I am devoting a period of time to pleasure but, I could be anywhere – even at home. The only real difference between being at home and being here in Florida, is that the temperature outside is 92 degrees with a clear azure blue sky and at home in Door County, Wisconsin, it is overcast with a continuing struggle between winter and an anxious spring.
I find myself making notes on scraps of paper or on the back of register receipts, saving all I want to remember to include in future blogs, to further investigate, to post on my Facebook Page, share with a friend or tweet to the world at large. I read several newspapers a day and cut out articles which evoke some response from me and ones which I think I will incorporate into an interesting story… someday.
As for painting, because this trip was short, I didn’t bring all my paraphernalia. But I did bring my camera and a videocam. I haven’t taken many pictures or made a film, but all the views are in my head. My relationship to my creativity is constant and quiet. It is a process which is continual, no matter where I am or with whom.
I don’t sketch to “catch the moment” as I know I can recall whatever details I might need when the time is right. I know what I will be painting when I return home, and it will undoubtedly be influenced by what is in my mind’s eye in this tropical paradise.
It was an “art show” on a small, out-of-the-way, street call “Shirley,” that I found by way of a signpost sticking out of the ground with an arrow pointing toward what looked like an alley. The words “Art Show Today” were painted in red. I turned to follow and saw on both sides of the street, a number of long, low and narrow buildings, painted in a shade of yellow.
Balloons floated above announcing the show. Parking was available right in front of what turned out to be individual artist’s studios and galleries. I later discovered that these buildings were once storage units and had been turned into colorful and convenient spaces for rent at amazingly affordable prices.
The quality of the work I saw there was outstanding. Artists were using every form and medium, sculptors working in clay, wood and metal, jewelry designers, wearable art makers and much more. Every space was welcoming and friendly, cookies and tea abounding. The atmosphere was party-like.
I spent a great deal of time talking to various artists and the unifying comment I took away was their great pleasure at having found these studios and being able to work amidst a community of artists within their own private space, available for as little as $250 a month. Some astute building owners have turned their abandoned industrial space into affordable units for artists… a win-win for everyone including myself.

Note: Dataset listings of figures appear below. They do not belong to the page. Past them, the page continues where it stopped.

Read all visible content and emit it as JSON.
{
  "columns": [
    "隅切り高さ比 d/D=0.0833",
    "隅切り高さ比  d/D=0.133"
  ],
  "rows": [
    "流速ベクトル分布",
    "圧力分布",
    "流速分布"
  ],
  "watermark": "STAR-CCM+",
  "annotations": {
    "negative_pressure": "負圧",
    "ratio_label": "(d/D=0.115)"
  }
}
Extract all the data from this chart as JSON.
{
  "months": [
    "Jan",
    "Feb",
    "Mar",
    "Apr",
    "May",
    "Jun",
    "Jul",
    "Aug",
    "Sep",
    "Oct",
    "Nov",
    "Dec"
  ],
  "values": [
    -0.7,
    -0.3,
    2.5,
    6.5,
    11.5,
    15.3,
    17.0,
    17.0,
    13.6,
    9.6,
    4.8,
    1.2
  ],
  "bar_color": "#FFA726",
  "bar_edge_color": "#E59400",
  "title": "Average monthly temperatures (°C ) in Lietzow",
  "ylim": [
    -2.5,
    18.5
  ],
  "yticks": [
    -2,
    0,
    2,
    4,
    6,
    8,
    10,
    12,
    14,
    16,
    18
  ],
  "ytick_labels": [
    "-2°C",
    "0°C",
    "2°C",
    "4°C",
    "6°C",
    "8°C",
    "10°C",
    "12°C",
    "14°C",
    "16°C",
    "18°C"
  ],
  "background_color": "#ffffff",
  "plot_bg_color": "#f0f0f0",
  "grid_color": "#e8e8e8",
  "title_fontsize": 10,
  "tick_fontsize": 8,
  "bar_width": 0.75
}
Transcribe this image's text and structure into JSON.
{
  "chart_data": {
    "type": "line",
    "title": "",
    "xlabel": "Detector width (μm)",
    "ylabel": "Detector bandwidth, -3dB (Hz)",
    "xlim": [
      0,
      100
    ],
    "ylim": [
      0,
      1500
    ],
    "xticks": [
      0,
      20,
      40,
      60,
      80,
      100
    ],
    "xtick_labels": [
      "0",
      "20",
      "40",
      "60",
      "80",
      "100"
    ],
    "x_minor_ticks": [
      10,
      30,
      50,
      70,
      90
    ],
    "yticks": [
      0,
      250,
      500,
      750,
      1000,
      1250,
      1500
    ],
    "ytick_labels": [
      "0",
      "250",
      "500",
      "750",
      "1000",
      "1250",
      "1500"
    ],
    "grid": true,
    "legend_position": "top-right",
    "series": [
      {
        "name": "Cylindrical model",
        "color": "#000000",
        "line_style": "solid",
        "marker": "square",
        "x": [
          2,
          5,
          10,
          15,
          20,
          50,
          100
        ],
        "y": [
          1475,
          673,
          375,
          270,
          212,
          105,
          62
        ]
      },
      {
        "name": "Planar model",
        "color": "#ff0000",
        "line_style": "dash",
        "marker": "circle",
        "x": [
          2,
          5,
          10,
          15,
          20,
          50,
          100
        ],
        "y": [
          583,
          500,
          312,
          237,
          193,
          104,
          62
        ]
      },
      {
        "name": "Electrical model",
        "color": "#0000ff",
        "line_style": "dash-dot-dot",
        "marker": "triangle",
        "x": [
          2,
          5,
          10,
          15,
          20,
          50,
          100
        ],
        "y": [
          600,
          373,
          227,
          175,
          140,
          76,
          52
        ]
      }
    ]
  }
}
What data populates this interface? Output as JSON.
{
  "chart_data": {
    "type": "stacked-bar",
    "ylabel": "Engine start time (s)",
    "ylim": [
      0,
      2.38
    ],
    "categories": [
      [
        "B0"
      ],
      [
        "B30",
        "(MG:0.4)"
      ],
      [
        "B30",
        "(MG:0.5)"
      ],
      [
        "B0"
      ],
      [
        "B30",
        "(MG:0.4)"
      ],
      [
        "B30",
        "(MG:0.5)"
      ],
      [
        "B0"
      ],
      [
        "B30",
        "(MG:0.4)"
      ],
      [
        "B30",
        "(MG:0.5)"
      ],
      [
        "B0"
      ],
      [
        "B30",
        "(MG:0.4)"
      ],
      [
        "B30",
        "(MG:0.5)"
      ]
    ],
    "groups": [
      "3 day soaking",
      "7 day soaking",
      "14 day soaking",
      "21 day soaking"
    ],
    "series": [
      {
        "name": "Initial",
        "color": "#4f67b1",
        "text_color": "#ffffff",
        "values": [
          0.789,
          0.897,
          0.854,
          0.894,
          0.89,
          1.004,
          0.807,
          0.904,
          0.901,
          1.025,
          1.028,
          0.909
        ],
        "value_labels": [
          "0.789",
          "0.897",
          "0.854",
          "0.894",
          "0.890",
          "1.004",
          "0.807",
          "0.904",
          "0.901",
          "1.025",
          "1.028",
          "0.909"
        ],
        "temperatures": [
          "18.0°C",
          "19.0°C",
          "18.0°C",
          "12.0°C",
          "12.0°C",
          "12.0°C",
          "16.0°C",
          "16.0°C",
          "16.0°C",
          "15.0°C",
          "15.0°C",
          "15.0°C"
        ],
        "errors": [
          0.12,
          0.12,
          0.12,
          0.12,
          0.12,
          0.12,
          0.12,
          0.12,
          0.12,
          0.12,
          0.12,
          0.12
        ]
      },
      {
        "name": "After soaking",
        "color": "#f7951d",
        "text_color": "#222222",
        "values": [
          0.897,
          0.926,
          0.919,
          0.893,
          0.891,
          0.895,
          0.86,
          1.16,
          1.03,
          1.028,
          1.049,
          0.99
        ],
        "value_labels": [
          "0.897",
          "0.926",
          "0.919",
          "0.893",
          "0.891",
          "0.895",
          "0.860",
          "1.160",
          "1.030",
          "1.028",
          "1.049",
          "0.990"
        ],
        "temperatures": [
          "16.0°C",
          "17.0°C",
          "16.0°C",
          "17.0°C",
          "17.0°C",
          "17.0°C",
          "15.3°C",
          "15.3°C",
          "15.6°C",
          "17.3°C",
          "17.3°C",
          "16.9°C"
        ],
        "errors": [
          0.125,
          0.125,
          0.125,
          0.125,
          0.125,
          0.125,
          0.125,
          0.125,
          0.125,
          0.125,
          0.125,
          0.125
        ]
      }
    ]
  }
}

I can envision this happening in Door County. There are many empty buildings and available spaces. If you read this and know of anyone who might consider such an endeavor, let me know and I will contact them. I’d be the first to rent a space.
I eat and drink a lot more on vacation than I do at home. I have been doing water aerobics. I found a local computer guru when my computer crashed. I’ve seen three plays: “Rumors” by Neil Simon, “Blythe Spirit” by Noel Coward and “The Rabbit Hole,” a Pulitzer Prize winner by David Lindsay-Abaire). I Saw a terrific movie, adapted from “The Lincoln Lawyer” by Micheal Connelly, one of my favorite crime writers. These are the things I miss living in the Door, so I indulge myself when I can.
Of course, there are so many outdoor activities, it’s impossible to do them all within the span of three weeks. I do make it a point to visit the Naples Zoo because it is a botanical garden and most of the animals are free to roam their areas. I have always loved zoos. One of my earliest memories is of my father, taking me to Garfield Park Zoo in Chicago.
I’d welcome hearing your thoughts about vacations, artists’ spaces, zoos or anything else you’d like to share. Write on!